The treatment for TB Disease is a 4-drug therapy that includes Isoniazid (INH), Rifampin (RIF), Pyrazinamide (PZA) Ethambutol (EMB) for 2 months. After drug susceptibility is known the Doctor can drop the medication to INH and RIF for 4 months. A Physician who follows the TB person throughout his/her plan of care orders these medications. A healthcare worker from the Health Department delivers the TB medication to the person and watches the person swallow the medication. This is known as Directly Observed Therapy (DOT), which is the standard of care for the State of Georgia TB Program. TB is not a casual contact disease like the common cold. A person has to spend a lot of time with the person with active TB disease. You may get a Tuberculin Skin Test (PPD) from your doctor or the local Health Department if you have been around someone who has TB disease.

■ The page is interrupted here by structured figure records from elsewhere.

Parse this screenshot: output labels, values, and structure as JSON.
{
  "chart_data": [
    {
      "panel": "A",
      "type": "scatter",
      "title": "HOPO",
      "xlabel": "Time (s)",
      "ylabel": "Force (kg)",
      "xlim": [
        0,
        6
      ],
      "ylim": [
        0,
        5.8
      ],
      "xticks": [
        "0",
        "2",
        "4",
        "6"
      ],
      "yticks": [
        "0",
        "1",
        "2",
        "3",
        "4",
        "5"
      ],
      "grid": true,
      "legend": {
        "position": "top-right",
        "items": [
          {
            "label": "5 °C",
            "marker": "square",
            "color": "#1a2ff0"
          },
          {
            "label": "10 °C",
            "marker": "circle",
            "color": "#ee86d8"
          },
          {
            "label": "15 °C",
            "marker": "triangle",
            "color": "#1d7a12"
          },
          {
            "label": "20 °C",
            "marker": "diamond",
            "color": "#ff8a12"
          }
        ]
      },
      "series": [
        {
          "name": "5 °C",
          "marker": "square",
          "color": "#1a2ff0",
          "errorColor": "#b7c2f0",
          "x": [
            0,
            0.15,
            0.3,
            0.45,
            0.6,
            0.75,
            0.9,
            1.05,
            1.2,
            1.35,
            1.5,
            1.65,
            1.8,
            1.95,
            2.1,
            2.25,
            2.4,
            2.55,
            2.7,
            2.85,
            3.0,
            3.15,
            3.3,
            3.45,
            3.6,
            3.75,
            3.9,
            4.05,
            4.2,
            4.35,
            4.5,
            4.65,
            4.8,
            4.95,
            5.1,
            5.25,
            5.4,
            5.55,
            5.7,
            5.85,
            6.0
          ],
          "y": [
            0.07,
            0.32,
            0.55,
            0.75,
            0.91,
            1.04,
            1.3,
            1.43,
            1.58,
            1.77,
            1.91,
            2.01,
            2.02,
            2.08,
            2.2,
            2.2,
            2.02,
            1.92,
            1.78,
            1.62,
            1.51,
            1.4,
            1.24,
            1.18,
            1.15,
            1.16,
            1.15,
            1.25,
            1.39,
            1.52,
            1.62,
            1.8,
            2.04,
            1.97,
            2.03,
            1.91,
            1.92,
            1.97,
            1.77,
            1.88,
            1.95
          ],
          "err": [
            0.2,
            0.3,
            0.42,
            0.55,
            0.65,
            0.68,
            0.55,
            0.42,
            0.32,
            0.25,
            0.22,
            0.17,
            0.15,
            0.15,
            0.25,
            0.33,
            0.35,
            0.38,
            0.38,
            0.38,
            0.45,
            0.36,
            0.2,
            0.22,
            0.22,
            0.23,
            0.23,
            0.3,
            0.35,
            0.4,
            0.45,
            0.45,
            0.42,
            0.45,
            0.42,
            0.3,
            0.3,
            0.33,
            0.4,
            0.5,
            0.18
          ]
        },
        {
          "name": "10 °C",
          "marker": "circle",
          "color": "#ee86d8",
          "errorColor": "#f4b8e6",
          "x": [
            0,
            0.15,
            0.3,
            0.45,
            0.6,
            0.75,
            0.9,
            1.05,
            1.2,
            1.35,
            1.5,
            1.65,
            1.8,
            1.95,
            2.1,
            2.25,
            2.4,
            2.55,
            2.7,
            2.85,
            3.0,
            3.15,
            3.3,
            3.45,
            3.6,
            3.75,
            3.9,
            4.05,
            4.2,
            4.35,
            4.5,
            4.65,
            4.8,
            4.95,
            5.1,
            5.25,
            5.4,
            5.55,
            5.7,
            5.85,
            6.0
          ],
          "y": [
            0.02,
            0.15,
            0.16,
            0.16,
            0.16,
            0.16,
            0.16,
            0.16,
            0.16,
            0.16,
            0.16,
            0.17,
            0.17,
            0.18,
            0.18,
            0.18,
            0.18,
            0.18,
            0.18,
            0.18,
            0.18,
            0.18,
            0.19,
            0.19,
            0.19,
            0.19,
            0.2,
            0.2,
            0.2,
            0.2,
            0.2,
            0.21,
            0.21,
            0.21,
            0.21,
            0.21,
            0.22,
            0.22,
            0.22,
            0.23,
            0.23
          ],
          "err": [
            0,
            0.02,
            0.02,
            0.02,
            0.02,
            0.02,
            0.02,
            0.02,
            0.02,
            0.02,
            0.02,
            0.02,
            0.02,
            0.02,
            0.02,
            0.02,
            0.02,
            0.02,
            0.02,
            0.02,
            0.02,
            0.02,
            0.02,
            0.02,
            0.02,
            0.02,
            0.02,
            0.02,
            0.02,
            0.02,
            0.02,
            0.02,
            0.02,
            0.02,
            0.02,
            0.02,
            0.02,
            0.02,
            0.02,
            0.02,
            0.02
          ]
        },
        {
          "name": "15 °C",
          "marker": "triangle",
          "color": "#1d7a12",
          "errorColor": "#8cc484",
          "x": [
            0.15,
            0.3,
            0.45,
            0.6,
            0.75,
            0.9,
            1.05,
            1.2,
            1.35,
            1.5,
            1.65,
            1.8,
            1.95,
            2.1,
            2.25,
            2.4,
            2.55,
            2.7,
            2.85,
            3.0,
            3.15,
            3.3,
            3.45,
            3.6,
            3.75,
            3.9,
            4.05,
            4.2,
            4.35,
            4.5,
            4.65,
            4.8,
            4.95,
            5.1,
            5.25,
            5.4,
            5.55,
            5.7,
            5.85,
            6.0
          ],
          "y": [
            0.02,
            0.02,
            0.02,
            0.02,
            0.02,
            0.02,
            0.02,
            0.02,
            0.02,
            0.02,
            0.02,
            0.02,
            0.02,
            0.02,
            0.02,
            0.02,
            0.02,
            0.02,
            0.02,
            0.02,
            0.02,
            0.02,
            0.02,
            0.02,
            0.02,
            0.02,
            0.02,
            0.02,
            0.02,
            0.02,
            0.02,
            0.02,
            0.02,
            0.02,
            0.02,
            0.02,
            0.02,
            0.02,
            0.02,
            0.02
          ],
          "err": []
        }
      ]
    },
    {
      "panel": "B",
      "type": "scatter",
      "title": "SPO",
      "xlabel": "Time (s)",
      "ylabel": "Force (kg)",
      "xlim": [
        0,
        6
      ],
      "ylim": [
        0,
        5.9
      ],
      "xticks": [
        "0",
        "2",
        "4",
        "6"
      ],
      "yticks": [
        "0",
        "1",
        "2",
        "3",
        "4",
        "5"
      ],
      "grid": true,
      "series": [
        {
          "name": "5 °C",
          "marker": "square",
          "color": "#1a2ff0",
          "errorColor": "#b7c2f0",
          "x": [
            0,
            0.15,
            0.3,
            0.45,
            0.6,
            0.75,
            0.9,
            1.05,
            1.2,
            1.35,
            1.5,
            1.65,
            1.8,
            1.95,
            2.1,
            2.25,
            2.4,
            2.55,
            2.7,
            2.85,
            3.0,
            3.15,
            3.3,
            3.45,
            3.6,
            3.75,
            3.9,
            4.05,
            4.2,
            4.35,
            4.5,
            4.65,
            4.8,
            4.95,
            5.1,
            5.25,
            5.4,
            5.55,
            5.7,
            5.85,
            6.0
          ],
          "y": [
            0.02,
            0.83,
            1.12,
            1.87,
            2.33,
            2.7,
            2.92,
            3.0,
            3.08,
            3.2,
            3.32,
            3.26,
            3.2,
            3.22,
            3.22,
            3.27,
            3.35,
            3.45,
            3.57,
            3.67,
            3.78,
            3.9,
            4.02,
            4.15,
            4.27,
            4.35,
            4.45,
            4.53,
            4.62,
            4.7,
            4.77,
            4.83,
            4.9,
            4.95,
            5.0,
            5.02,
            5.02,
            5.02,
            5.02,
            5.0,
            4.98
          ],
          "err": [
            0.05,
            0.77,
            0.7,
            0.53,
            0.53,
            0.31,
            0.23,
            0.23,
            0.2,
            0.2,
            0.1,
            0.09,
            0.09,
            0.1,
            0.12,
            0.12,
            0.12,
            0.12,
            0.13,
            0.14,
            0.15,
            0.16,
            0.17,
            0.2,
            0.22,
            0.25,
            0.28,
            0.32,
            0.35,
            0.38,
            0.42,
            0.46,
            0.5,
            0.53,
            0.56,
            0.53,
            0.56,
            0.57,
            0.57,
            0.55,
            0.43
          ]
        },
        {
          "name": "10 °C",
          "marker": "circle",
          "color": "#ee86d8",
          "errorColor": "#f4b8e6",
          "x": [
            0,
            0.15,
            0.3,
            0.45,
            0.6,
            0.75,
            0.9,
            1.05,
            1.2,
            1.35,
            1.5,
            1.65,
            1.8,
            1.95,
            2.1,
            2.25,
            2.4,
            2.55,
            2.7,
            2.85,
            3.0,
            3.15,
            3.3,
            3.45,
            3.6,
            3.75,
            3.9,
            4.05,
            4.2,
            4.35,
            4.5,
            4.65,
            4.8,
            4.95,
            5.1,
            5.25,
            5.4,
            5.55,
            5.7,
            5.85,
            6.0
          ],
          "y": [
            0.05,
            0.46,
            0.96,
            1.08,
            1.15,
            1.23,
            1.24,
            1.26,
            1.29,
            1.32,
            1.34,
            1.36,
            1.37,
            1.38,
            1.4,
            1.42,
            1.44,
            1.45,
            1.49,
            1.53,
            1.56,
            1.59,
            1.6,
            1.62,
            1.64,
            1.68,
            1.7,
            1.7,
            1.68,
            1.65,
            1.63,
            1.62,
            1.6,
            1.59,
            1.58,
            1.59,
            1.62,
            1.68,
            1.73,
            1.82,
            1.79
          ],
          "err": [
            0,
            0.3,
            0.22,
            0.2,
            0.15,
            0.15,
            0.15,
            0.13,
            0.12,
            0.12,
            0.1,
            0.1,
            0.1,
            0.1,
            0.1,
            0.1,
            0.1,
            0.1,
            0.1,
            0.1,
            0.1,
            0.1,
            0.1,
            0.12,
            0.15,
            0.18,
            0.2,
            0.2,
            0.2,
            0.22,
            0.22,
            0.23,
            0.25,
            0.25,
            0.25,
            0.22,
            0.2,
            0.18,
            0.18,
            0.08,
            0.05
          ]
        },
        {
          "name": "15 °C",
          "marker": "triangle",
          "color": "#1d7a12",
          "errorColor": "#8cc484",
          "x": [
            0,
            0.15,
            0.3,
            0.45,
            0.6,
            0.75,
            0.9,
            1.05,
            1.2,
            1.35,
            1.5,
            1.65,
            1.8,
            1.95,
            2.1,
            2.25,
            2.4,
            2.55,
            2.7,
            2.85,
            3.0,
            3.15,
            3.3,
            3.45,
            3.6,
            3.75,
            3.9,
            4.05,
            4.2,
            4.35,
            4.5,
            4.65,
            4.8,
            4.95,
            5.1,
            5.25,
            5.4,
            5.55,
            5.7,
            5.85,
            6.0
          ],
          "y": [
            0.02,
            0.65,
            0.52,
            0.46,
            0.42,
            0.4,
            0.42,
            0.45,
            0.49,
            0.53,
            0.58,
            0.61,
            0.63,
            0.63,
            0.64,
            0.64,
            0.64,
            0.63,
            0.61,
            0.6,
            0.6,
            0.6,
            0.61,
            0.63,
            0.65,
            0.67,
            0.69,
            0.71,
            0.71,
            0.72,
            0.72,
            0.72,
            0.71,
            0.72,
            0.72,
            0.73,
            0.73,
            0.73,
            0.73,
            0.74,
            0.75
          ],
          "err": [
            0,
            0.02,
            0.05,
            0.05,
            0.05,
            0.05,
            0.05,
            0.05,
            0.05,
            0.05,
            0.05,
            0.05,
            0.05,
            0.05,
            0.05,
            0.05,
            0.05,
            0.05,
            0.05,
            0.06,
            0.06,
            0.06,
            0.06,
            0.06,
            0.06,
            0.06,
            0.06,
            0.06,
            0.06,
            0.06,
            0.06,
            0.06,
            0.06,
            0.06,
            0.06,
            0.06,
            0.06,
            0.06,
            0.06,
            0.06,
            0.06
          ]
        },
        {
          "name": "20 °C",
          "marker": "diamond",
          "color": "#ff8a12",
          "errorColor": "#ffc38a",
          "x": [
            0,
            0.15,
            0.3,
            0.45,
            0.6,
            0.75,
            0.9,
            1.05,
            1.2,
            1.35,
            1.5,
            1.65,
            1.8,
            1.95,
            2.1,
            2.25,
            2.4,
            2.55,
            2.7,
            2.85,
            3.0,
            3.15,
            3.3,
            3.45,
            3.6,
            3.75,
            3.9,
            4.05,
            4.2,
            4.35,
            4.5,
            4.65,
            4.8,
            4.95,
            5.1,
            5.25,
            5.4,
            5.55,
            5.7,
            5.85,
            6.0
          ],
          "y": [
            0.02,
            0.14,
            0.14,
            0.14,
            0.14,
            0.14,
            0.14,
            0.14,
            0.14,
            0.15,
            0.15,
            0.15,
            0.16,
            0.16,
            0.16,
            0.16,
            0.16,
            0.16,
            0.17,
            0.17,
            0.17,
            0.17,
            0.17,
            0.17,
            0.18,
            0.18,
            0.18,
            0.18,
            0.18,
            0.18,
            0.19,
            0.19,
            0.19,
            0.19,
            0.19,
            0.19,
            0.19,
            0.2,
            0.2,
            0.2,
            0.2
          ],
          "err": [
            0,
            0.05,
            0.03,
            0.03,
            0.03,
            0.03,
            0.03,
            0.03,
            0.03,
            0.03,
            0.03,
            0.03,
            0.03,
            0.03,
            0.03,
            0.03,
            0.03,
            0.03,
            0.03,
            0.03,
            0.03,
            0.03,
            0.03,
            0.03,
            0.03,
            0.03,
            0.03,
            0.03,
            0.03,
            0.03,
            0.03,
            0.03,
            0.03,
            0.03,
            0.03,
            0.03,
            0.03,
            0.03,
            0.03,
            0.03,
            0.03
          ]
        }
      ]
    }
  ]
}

What Does a Positive Tuberculin Skin Test Mean?
It only tells that a person has been infected with TB germs.
What Is Bacille Calmette Guerin (BCG)?
BCG is a vaccine currently used in many parts of the world to protect infants and children from severe TB disease, especially TB Meningitis. It does not confer lifelong immunity and is not completely effective. There is no reliable way to distinguish a positive tuberculin reaction caused by the vaccine with BCG from a reaction caused by a true TB infection. People who have a positive reaction should be further evaluated for TB disease, regardless of whether they were vaccinated with BCG. BCG wanes over the years.